Chances are good there will be more games to go to.

"I do plan on playing again next year," said O'Neal, who up until this week had not publicly committed to continuing a career that began in 1996.

"My mental thoughts are to come back."

O'Neal, 34, said he plans to take a week off, then start CrossFit workouts "at the beginner level" before heading to Germany the first week of June to undergo Orthokine treatment on both knees for a second straight summer.

"If I feel great, then I will for sure play," he said. "Where I'm going to play at? Who knows. You can't control that. You just kind of wait until that happens. We'll see."

Though he missed 11 of the final 22 games, including the final three because of a bruised left shin, O'Neal -- in his first season with the Suns -- played 55 games, six more than he had played in his previous two seasons combined in Boston. He averaged 8.3 points and 5.3 rebounds in nearly 19 minutes per night.

At times O'Neal, the team's second-best shooter and third-leading rebounder, was the best big man on the floor, often finding himself on the court late in games.

"There's no doubt in my mind that I can still play and really help a team in a major way, defensively, offensively," he said. "I feel like whoever I go to, whether it's back here or wherever it is, next year they are going to get an even more determined Jermaine, that's physically fit."

O'Neal has spent half his life in the NBA. If he does indeed return for an 18th season, he is not opposed to doing so with the Suns.

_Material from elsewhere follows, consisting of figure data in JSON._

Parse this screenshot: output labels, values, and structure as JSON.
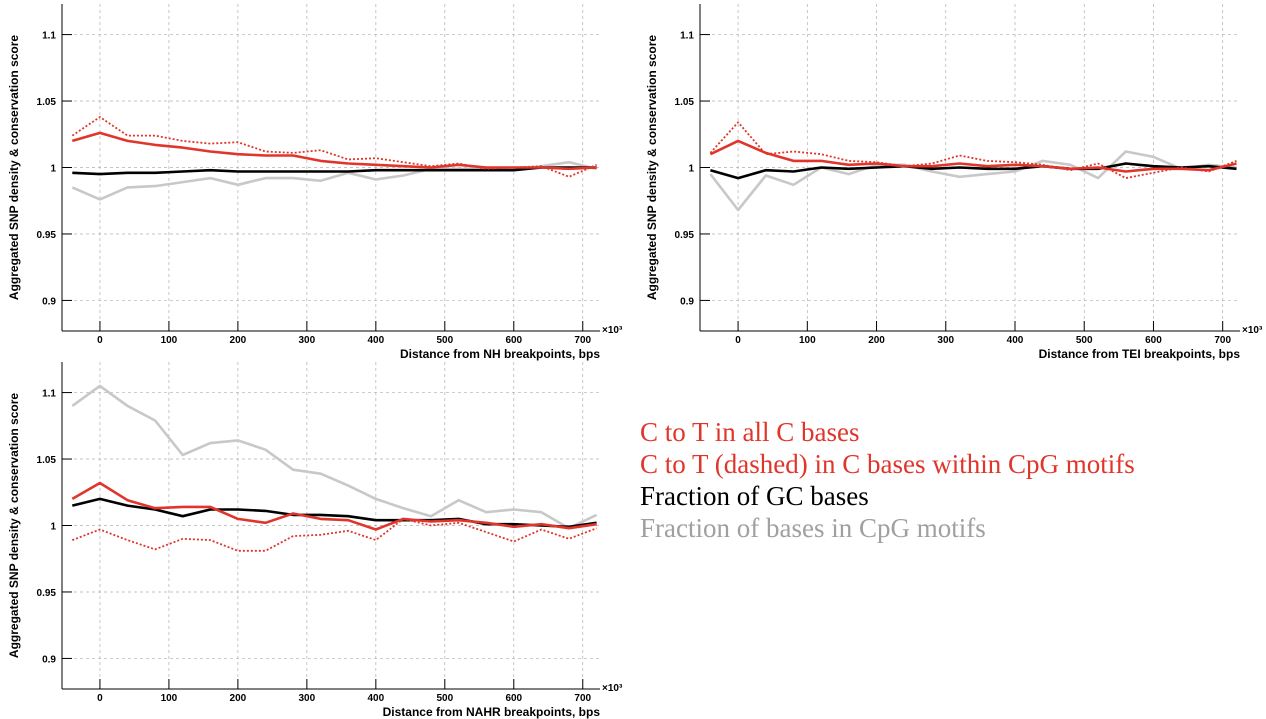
{
  "chart_data": [
    {
      "type": "line",
      "y_label": "Aggregated SNP density & conservation score",
      "x_label": "Distance from NH breakpoints, bps",
      "x_multiplier": "×10³",
      "x": [
        -40,
        0,
        40,
        80,
        120,
        160,
        200,
        240,
        280,
        320,
        360,
        400,
        440,
        480,
        520,
        560,
        600,
        640,
        680,
        720
      ],
      "xlim": [
        -55,
        725
      ],
      "xticks": [
        0,
        100,
        200,
        300,
        400,
        500,
        600,
        700
      ],
      "ylim": [
        0.877,
        1.123
      ],
      "yticks": [
        0.9,
        0.95,
        1,
        1.05,
        1.1
      ],
      "grid": true,
      "series": [
        {
          "color": "#c8c8c8",
          "dashed": false,
          "values": [
            0.985,
            0.976,
            0.985,
            0.986,
            0.989,
            0.992,
            0.987,
            0.992,
            0.992,
            0.99,
            0.996,
            0.991,
            0.994,
            0.999,
            0.999,
            0.999,
            0.998,
            1.001,
            1.004,
            0.999
          ]
        },
        {
          "color": "#000000",
          "dashed": false,
          "values": [
            0.996,
            0.995,
            0.996,
            0.996,
            0.997,
            0.998,
            0.997,
            0.997,
            0.997,
            0.997,
            0.997,
            0.998,
            0.998,
            0.998,
            0.998,
            0.998,
            0.998,
            1.0,
            1.0,
            1.0
          ]
        },
        {
          "color": "#e0352b",
          "dashed": true,
          "values": [
            1.024,
            1.038,
            1.024,
            1.024,
            1.02,
            1.018,
            1.019,
            1.012,
            1.011,
            1.013,
            1.006,
            1.007,
            1.004,
            1.001,
            1.003,
            0.999,
            1.0,
            1.001,
            0.993,
            1.002
          ]
        },
        {
          "color": "#e0352b",
          "dashed": false,
          "values": [
            1.02,
            1.026,
            1.02,
            1.017,
            1.015,
            1.012,
            1.01,
            1.009,
            1.009,
            1.005,
            1.003,
            1.002,
            1.001,
            1.0,
            1.002,
            1.0,
            1.0,
            1.0,
            0.999,
            1.0
          ]
        }
      ]
    },
    {
      "type": "line",
      "y_label": "Aggregated SNP density & conservation score",
      "x_label": "Distance from TEI breakpoints, bps",
      "x_multiplier": "×10³",
      "x": [
        -40,
        0,
        40,
        80,
        120,
        160,
        200,
        240,
        280,
        320,
        360,
        400,
        440,
        480,
        520,
        560,
        600,
        640,
        680,
        720
      ],
      "xlim": [
        -55,
        725
      ],
      "xticks": [
        0,
        100,
        200,
        300,
        400,
        500,
        600,
        700
      ],
      "ylim": [
        0.877,
        1.123
      ],
      "yticks": [
        0.9,
        0.95,
        1,
        1.05,
        1.1
      ],
      "grid": true,
      "series": [
        {
          "color": "#c8c8c8",
          "dashed": false,
          "values": [
            0.995,
            0.968,
            0.994,
            0.987,
            1.0,
            0.995,
            1.002,
            1.002,
            0.997,
            0.993,
            0.995,
            0.997,
            1.005,
            1.002,
            0.992,
            1.012,
            1.008,
            0.999,
            1.002,
            1.0
          ]
        },
        {
          "color": "#000000",
          "dashed": false,
          "values": [
            0.998,
            0.992,
            0.998,
            0.997,
            1.0,
            0.999,
            1.0,
            1.001,
            0.999,
            1.0,
            0.999,
            0.999,
            1.001,
            0.999,
            0.999,
            1.003,
            1.001,
            1.0,
            1.001,
            0.999
          ]
        },
        {
          "color": "#e0352b",
          "dashed": true,
          "values": [
            1.011,
            1.034,
            1.01,
            1.012,
            1.01,
            1.005,
            1.004,
            1.001,
            1.003,
            1.009,
            1.005,
            1.004,
            1.002,
            0.998,
            1.003,
            0.992,
            0.996,
            1.0,
            0.997,
            1.005
          ]
        },
        {
          "color": "#e0352b",
          "dashed": false,
          "values": [
            1.01,
            1.02,
            1.011,
            1.005,
            1.005,
            1.002,
            1.003,
            1.001,
            1.001,
            1.003,
            1.001,
            1.002,
            1.001,
            0.999,
            1.0,
            0.997,
            0.999,
            0.999,
            0.998,
            1.003
          ]
        }
      ]
    },
    {
      "type": "line",
      "y_label": "Aggregated SNP density & conservation score",
      "x_label": "Distance from NAHR breakpoints, bps",
      "x_multiplier": "×10³",
      "x": [
        -40,
        0,
        40,
        80,
        120,
        160,
        200,
        240,
        280,
        320,
        360,
        400,
        440,
        480,
        520,
        560,
        600,
        640,
        680,
        720
      ],
      "xlim": [
        -55,
        725
      ],
      "xticks": [
        0,
        100,
        200,
        300,
        400,
        500,
        600,
        700
      ],
      "ylim": [
        0.877,
        1.123
      ],
      "yticks": [
        0.9,
        0.95,
        1,
        1.05,
        1.1
      ],
      "grid": true,
      "series": [
        {
          "color": "#c8c8c8",
          "dashed": false,
          "values": [
            1.09,
            1.105,
            1.09,
            1.079,
            1.053,
            1.062,
            1.064,
            1.057,
            1.042,
            1.039,
            1.03,
            1.02,
            1.013,
            1.007,
            1.019,
            1.01,
            1.012,
            1.01,
            0.998,
            1.008
          ]
        },
        {
          "color": "#000000",
          "dashed": false,
          "values": [
            1.015,
            1.02,
            1.015,
            1.012,
            1.007,
            1.012,
            1.012,
            1.011,
            1.008,
            1.008,
            1.007,
            1.004,
            1.004,
            1.004,
            1.005,
            1.001,
            1.001,
            1.0,
            0.999,
            1.002
          ]
        },
        {
          "color": "#e0352b",
          "dashed": true,
          "values": [
            0.989,
            0.997,
            0.989,
            0.982,
            0.99,
            0.989,
            0.981,
            0.981,
            0.992,
            0.993,
            0.996,
            0.989,
            1.005,
            1.0,
            1.002,
            0.995,
            0.988,
            0.997,
            0.99,
            0.998
          ]
        },
        {
          "color": "#e0352b",
          "dashed": false,
          "values": [
            1.02,
            1.032,
            1.019,
            1.013,
            1.014,
            1.014,
            1.005,
            1.002,
            1.009,
            1.005,
            1.004,
            0.997,
            1.005,
            1.003,
            1.004,
            1.002,
            0.999,
            1.001,
            0.998,
            1.001
          ]
        }
      ]
    }
  ],
  "legend": [
    {
      "text": "C to T in all C bases",
      "color": "#e0352b"
    },
    {
      "text": "C to T (dashed) in C bases within CpG motifs",
      "color": "#e0352b"
    },
    {
      "text": "Fraction of GC bases",
      "color": "#000000"
    },
    {
      "text": "Fraction of bases in CpG motifs",
      "color": "#a0a0a0"
    }
  ]
}
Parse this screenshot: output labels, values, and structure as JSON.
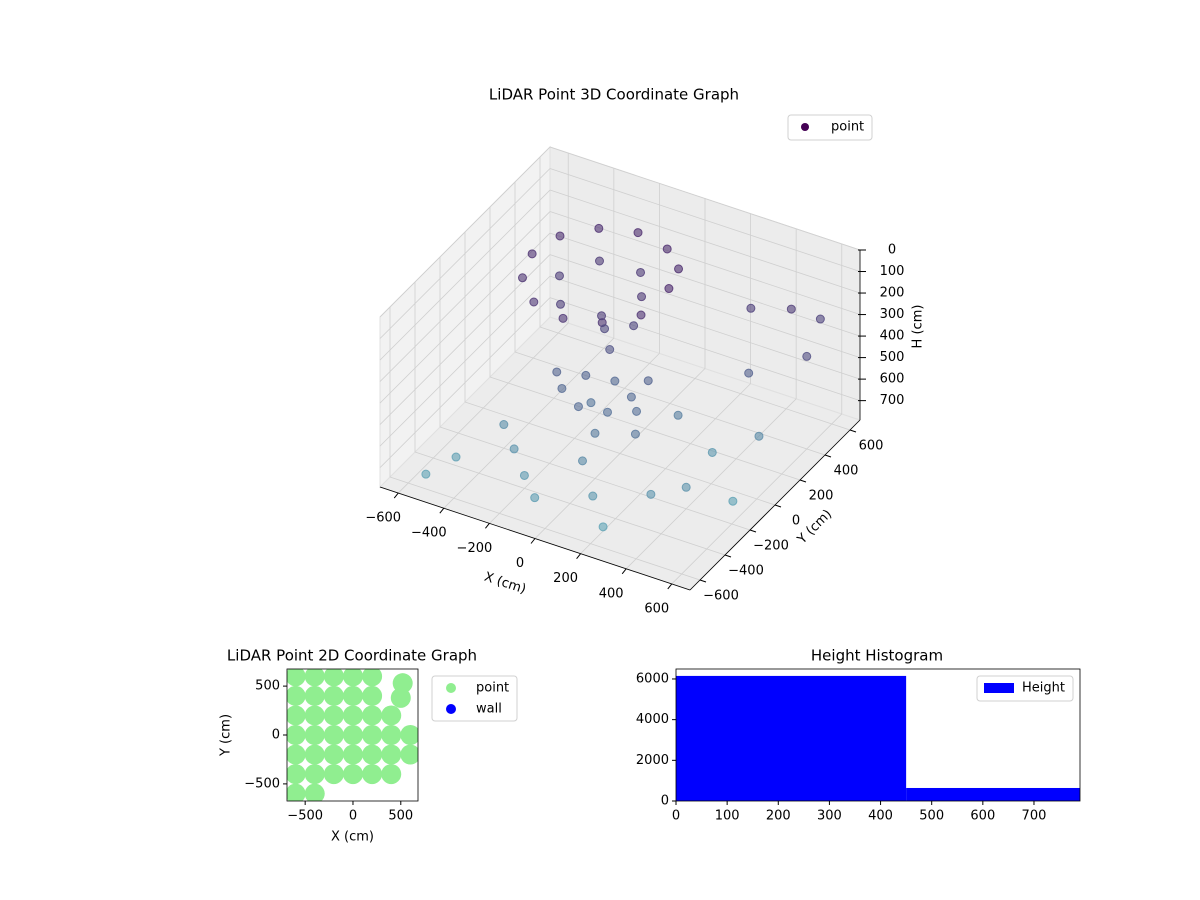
{
  "chart_data": [
    {
      "type": "scatter3d",
      "title": "LiDAR Point 3D Coordinate Graph",
      "xlabel": "X (cm)",
      "ylabel": "Y (cm)",
      "zlabel": "H (cm)",
      "xlim": [
        -680,
        680
      ],
      "ylim": [
        -680,
        680
      ],
      "zlim": [
        790,
        0
      ],
      "xticks": [
        {
          "value": -600,
          "label": "−600"
        },
        {
          "value": -400,
          "label": "−400"
        },
        {
          "value": -200,
          "label": "−200"
        },
        0,
        200,
        400,
        600
      ],
      "yticks": [
        {
          "value": -600,
          "label": "−600"
        },
        {
          "value": -400,
          "label": "−400"
        },
        {
          "value": -200,
          "label": "−200"
        },
        0,
        200,
        400,
        600
      ],
      "zticks": [
        0,
        100,
        200,
        300,
        400,
        500,
        600,
        700
      ],
      "color_scale": [
        "#440154",
        "#5fa7b8"
      ],
      "legend": "upper right",
      "series": [
        {
          "name": "point",
          "color": "#440154",
          "x": [
            50,
            10,
            -100,
            -250,
            -400,
            -510,
            -550,
            -510,
            -400,
            -250,
            -100,
            10,
            -70,
            -160,
            -340,
            -430,
            -340,
            -160,
            -200,
            -100,
            0,
            100,
            -150,
            -50,
            50,
            -100,
            0,
            150,
            -250,
            80,
            -150,
            -100,
            -50,
            300,
            450,
            550,
            600,
            400,
            200,
            500,
            -300,
            -500,
            100,
            300,
            -100,
            400,
            550,
            -400,
            200,
            0,
            -200,
            350,
            -550
          ],
          "y": [
            300,
            450,
            560,
            600,
            560,
            450,
            300,
            150,
            40,
            0,
            40,
            150,
            300,
            456,
            456,
            300,
            144,
            144,
            -100,
            -150,
            -100,
            -50,
            0,
            50,
            0,
            -50,
            -200,
            -150,
            -50,
            80,
            150,
            100,
            200,
            500,
            550,
            600,
            400,
            300,
            100,
            200,
            -300,
            -400,
            -400,
            -300,
            -500,
            -200,
            -100,
            -200,
            -500,
            -300,
            -400,
            100,
            -550
          ],
          "z": [
            180,
            190,
            200,
            200,
            210,
            220,
            230,
            240,
            250,
            250,
            240,
            230,
            260,
            270,
            280,
            290,
            300,
            290,
            500,
            520,
            540,
            530,
            480,
            500,
            510,
            560,
            580,
            560,
            470,
            470,
            350,
            400,
            330,
            300,
            280,
            320,
            360,
            450,
            600,
            650,
            700,
            750,
            720,
            700,
            740,
            690,
            760,
            680,
            770,
            650,
            730,
            720,
            760
          ]
        }
      ]
    },
    {
      "type": "scatter",
      "title": "LiDAR Point 2D Coordinate Graph",
      "xlabel": "X (cm)",
      "ylabel": "Y (cm)",
      "xlim": [
        -690,
        680
      ],
      "ylim": [
        -675,
        675
      ],
      "xticks": [
        {
          "value": -500,
          "label": "−500"
        },
        0,
        500
      ],
      "yticks": [
        {
          "value": -500,
          "label": "−500"
        },
        0,
        500
      ],
      "legend": "outside right",
      "series": [
        {
          "name": "point",
          "color": "#90ee90",
          "x": [
            -600,
            -400,
            -200,
            0,
            200,
            -600,
            -400,
            -200,
            0,
            200,
            -600,
            -400,
            -200,
            0,
            200,
            400,
            -600,
            -400,
            -200,
            0,
            200,
            400,
            600,
            -600,
            -400,
            -200,
            0,
            200,
            400,
            600,
            -600,
            -400,
            -200,
            0,
            200,
            400,
            -600,
            -400,
            520,
            500
          ],
          "y": [
            600,
            600,
            600,
            600,
            600,
            400,
            400,
            400,
            400,
            400,
            200,
            200,
            200,
            200,
            200,
            200,
            0,
            0,
            0,
            0,
            0,
            0,
            0,
            -200,
            -200,
            -200,
            -200,
            -200,
            -200,
            -200,
            -400,
            -400,
            -400,
            -400,
            -400,
            -400,
            -600,
            -600,
            530,
            380
          ]
        },
        {
          "name": "wall",
          "color": "#0000ff",
          "x": [],
          "y": []
        }
      ]
    },
    {
      "type": "histogram",
      "title": "Height Histogram",
      "name": "Height",
      "color": "#0000ff",
      "bins": [
        0,
        450,
        790
      ],
      "counts": [
        6150,
        640
      ],
      "xlim": [
        0,
        790
      ],
      "ylim": [
        0,
        6490
      ],
      "xticks": [
        0,
        100,
        200,
        300,
        400,
        500,
        600,
        700
      ],
      "yticks": [
        0,
        2000,
        4000,
        6000
      ],
      "legend": "upper right"
    }
  ]
}
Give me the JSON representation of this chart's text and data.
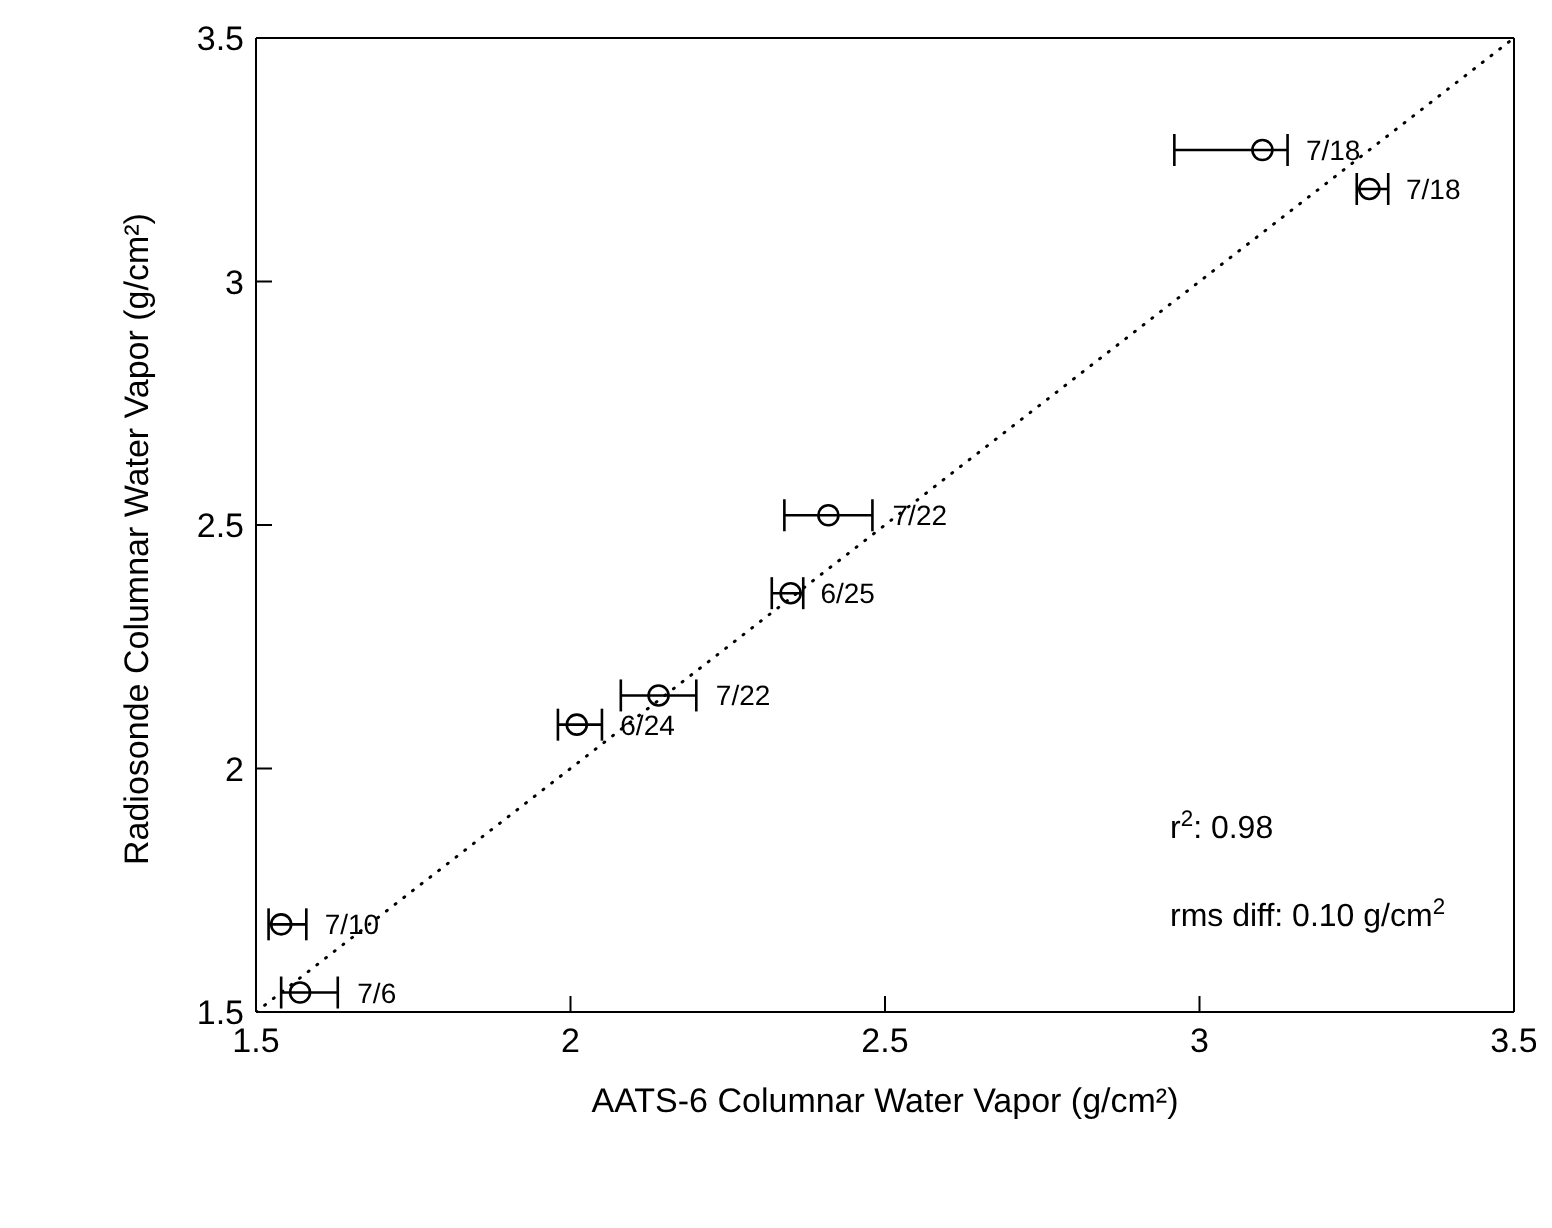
{
  "chart_data": {
    "type": "scatter",
    "xlabel": "AATS-6 Columnar Water Vapor (g/cm²)",
    "ylabel": "Radiosonde Columnar Water Vapor (g/cm²)",
    "xlim": [
      1.5,
      3.5
    ],
    "xticks": [
      1.5,
      2,
      2.5,
      3,
      3.5
    ],
    "ylim": [
      1.5,
      3.5
    ],
    "yticks": [
      1.5,
      2,
      2.5,
      3,
      3.5
    ],
    "grid": false,
    "marker": "circle",
    "series": [
      {
        "color": "#000000",
        "x": [
          3.1,
          3.27,
          2.41,
          2.35,
          2.14,
          2.01,
          1.54,
          1.57
        ],
        "values": [
          3.27,
          3.19,
          2.52,
          2.36,
          2.15,
          2.09,
          1.68,
          1.54
        ],
        "xerrors": [
          [
            2.96,
            3.14
          ],
          [
            3.25,
            3.3
          ],
          [
            2.34,
            2.48
          ],
          [
            2.32,
            2.37
          ],
          [
            2.08,
            2.2
          ],
          [
            1.98,
            2.05
          ],
          [
            1.52,
            1.58
          ],
          [
            1.54,
            1.63
          ]
        ]
      },
      {
        "type": "line",
        "color": "#000000",
        "line_style": "dotted",
        "marker": "none",
        "x": [
          1.5,
          3.5
        ],
        "values": [
          1.5,
          3.5
        ]
      }
    ],
    "annotations": [
      {
        "text": "7/18",
        "x": 3.1,
        "y": 3.27
      },
      {
        "text": "7/18",
        "x": 3.27,
        "y": 3.19
      },
      {
        "text": "7/22",
        "x": 2.41,
        "y": 2.52
      },
      {
        "text": "6/25",
        "x": 2.35,
        "y": 2.36
      },
      {
        "text": "7/22",
        "x": 2.14,
        "y": 2.15
      },
      {
        "text": "6/24",
        "x": 2.01,
        "y": 2.09
      },
      {
        "text": "7/10",
        "x": 1.54,
        "y": 1.68
      },
      {
        "text": "7/6",
        "x": 1.57,
        "y": 1.54
      },
      "r$^{2}$: 0.98",
      "rms diff: 0.10 g/cm$^{2}$"
    ]
  }
}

"I've enjoyed this experience," he said. "Obviously, it hasn't gone the way we want, win-loss wise. These guys on this team have been every bit of brothers to me. We've stuck together. I've seen teams, really good teams that didn't stick together as well as we've stuck together. That says a lot about the character of the guys.

"Hopefully," O'Neal continued, "we understand as a team what it takes to have a losing season and what it takes to have a winning season. Guys have something to build off of coming out of this season, going into next season."